Die Solarindustrie kam in Deutschland tatsächlich auf die Beine. Warum hat sich Ersol auf Zellen konzentriert?
Jürgen Hartwig: Die Wafer kamen von Wacker Chemie aus Freiberg in Sachsen. Die Solarmodule wollte Georg Salvamoser in seiner Freiburger Solar-Fabrik bauen. GSS Gebäude-Solarsysteme existierte als Modulhersteller ja bereits in Gera, sozusagen um die Ecke von Erfurt. Also haben wir die Lücke der Zellfertigung geschlossen, das hatte ich mir auf die Fahnen geschrieben. Die Finanzierung erwies sich als außerordentlich schwierig. Durch Unterstützung der Deutschen Kreditbank in Gera konnten wir schließlich Ersol Solarstrom aus der Taufe heben. Die ersten Jahre führte ich die Geschäfte. Frau Dr. Heinz, eine ausgewiesene Expertin, leitete die Fertigung. Dr. Claus Beneking übernahm Forschung und Entwicklung. Nach meinem Ausscheiden im Jahr 2001 übernahm er die Geschäftsführung, brachte die Ersol GmbH als AG an die Börse und führte das Unternehmen bis zum Einstieg von Bosch.
Wacker hat die Wafer gefertigt, erzählen Sie. Woher kam das Solarsilizium?
Jürgen Hartwig: Wacker-Chemitronic fertigte seit Jahren monokristalline Wafer. Aus einem Strangkristall wurden runde Scheiben für die Elektronikindustrie gesägt, poliert und diffundiert. Diese polierten Scheiben wurden auch für Weltraumtechnik verwendet, um für Satelliten Energie aus der Sonne zu gewinnen. Die Herstellung solcher Hochleistungssolarzellen war für die terrestrischen Anwendungen viel zu teuer. Eine wesentliche Kostenreduzierung wurde mit dem multikristallinen Silizium erreicht. Nach der Wende entstand mit Bayer Solar in Freiberg eine Kooperation mit Wacker-Heliotronic, um multikristalline Siliziumblöcke herzustellen.

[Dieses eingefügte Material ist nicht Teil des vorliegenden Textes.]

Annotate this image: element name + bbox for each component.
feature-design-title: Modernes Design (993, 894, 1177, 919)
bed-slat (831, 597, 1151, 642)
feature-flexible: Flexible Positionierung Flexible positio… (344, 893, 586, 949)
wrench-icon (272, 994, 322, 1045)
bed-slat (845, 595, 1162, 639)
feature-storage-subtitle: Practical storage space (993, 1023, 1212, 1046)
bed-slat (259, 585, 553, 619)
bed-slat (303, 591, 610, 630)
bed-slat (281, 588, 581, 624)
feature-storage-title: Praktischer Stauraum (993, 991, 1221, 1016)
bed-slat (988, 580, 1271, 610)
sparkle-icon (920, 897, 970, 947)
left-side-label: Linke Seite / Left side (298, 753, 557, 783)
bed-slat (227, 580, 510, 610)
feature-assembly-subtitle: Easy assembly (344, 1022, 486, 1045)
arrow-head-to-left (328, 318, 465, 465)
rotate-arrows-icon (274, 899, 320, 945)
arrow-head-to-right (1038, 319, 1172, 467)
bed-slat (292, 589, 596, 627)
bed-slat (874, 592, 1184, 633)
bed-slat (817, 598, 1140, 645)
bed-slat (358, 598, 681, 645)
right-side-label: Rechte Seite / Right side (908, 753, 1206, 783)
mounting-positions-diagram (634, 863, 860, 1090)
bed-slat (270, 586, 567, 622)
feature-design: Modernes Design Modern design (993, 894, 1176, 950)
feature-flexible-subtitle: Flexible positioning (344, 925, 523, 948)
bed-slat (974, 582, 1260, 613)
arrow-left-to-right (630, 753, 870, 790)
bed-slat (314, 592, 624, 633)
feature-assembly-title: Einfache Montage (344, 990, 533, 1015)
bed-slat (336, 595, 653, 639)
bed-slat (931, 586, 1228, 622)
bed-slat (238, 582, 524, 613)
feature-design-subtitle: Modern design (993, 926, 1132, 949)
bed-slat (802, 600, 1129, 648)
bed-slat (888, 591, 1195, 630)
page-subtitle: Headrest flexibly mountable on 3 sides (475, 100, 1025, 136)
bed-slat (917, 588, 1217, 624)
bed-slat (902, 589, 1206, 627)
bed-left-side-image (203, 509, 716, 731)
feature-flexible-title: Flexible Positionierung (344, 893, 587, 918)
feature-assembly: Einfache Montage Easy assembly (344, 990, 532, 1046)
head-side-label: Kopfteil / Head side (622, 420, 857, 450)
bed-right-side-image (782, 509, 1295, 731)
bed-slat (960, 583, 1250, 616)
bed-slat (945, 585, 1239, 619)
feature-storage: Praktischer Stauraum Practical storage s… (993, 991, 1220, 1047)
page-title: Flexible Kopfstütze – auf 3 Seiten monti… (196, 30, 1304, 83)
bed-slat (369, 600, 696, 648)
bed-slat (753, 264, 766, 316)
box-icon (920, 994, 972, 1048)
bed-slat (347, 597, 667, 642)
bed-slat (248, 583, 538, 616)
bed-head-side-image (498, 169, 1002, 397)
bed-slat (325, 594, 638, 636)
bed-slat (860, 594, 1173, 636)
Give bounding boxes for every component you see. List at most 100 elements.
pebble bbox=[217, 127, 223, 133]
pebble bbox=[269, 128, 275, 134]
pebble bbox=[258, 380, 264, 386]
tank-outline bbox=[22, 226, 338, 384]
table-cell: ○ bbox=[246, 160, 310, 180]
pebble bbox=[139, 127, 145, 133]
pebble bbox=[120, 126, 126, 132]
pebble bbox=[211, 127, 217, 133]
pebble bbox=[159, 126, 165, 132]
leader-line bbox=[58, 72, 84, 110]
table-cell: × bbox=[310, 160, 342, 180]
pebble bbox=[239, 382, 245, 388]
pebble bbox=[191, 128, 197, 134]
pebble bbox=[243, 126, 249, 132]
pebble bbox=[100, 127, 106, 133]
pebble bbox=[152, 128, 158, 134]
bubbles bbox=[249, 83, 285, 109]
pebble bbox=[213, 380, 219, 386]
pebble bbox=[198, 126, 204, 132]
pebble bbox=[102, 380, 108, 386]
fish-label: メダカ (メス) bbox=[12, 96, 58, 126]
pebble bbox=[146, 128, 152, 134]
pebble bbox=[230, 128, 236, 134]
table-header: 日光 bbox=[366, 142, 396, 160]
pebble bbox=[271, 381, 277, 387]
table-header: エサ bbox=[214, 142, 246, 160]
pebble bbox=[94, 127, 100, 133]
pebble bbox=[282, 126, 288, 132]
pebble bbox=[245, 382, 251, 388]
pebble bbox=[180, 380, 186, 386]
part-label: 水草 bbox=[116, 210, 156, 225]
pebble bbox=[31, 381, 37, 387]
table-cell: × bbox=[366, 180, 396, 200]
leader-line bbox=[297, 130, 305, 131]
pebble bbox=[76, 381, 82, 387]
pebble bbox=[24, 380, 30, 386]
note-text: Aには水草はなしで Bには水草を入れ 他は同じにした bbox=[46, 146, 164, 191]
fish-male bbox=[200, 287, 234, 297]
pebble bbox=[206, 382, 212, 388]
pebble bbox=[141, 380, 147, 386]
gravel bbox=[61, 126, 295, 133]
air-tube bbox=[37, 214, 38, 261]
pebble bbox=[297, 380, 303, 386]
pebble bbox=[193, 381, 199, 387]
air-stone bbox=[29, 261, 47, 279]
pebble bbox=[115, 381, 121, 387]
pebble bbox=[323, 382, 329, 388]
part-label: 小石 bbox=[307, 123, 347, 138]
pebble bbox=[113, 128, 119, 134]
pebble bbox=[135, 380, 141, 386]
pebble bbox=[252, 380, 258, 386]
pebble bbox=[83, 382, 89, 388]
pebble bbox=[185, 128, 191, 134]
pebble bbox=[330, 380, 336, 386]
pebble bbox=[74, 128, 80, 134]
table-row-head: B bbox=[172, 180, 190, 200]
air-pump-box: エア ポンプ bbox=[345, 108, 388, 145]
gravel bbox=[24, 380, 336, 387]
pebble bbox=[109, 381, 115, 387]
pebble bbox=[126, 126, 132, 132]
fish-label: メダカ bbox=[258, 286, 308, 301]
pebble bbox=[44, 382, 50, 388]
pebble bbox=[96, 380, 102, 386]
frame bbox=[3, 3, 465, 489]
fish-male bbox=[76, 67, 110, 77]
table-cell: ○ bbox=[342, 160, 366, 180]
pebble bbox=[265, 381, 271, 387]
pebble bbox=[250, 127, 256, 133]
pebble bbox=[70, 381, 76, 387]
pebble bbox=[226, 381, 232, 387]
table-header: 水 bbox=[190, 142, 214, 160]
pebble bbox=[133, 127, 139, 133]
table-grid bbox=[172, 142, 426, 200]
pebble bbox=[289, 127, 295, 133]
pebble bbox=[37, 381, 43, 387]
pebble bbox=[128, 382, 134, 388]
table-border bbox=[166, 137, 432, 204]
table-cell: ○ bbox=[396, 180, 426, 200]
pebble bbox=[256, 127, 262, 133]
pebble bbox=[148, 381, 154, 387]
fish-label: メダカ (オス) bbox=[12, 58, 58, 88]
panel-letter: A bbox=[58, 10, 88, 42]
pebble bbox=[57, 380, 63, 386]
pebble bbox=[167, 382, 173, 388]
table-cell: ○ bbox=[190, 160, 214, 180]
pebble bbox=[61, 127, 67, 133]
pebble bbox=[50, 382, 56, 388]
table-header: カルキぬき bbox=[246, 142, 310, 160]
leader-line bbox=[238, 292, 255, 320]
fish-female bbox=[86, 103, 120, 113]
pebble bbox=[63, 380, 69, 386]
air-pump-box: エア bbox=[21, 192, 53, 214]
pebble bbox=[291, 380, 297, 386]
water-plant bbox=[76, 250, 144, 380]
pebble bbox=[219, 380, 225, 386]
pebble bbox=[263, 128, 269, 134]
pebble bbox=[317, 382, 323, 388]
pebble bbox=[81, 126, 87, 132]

Bayer Solar ging später eigene Wege …
Jürgen Hartwig: Die Firma Bayer Solar war der Ausgangspunkt der späteren Solarworld von Frank Asbeck. Zuvor hatte er sich für Ersol interessiert, kam aber nicht zum Zuge. Ersol war damals technisch viel weiter als die Konkurrenten. Das Umweltkontor übernahm die Firma, die Ersol GmbH ging an die Börse, wurde zur Aktiengesellschaft. Danach stieg eine VC-Gesellschaft aus Düsseldorf ein, schließlich trat Bosch auf den Plan. Bosch übernahm zudem die Kristallzüchtung in Ichtershausen und baute eine große, vollautomatische Modulfabrik in Arnstadt. Schon damals erreichten diese Module zwischen 240 und 250 Watt Leistung, aus 60 Zellen. Ersol war der erste Zellhersteller, der Fünf-Zoll-Wafer mit 125 Millimetern Kantenlänge herstellte. Bosch hat sich mit der neuen Fabrik auf die Sechs-Zoll-Zellen 156 mal 156 Millimeter konzentriert und insgesamt rund 2,4 Milliarden Euro in das Unternehmen investiert.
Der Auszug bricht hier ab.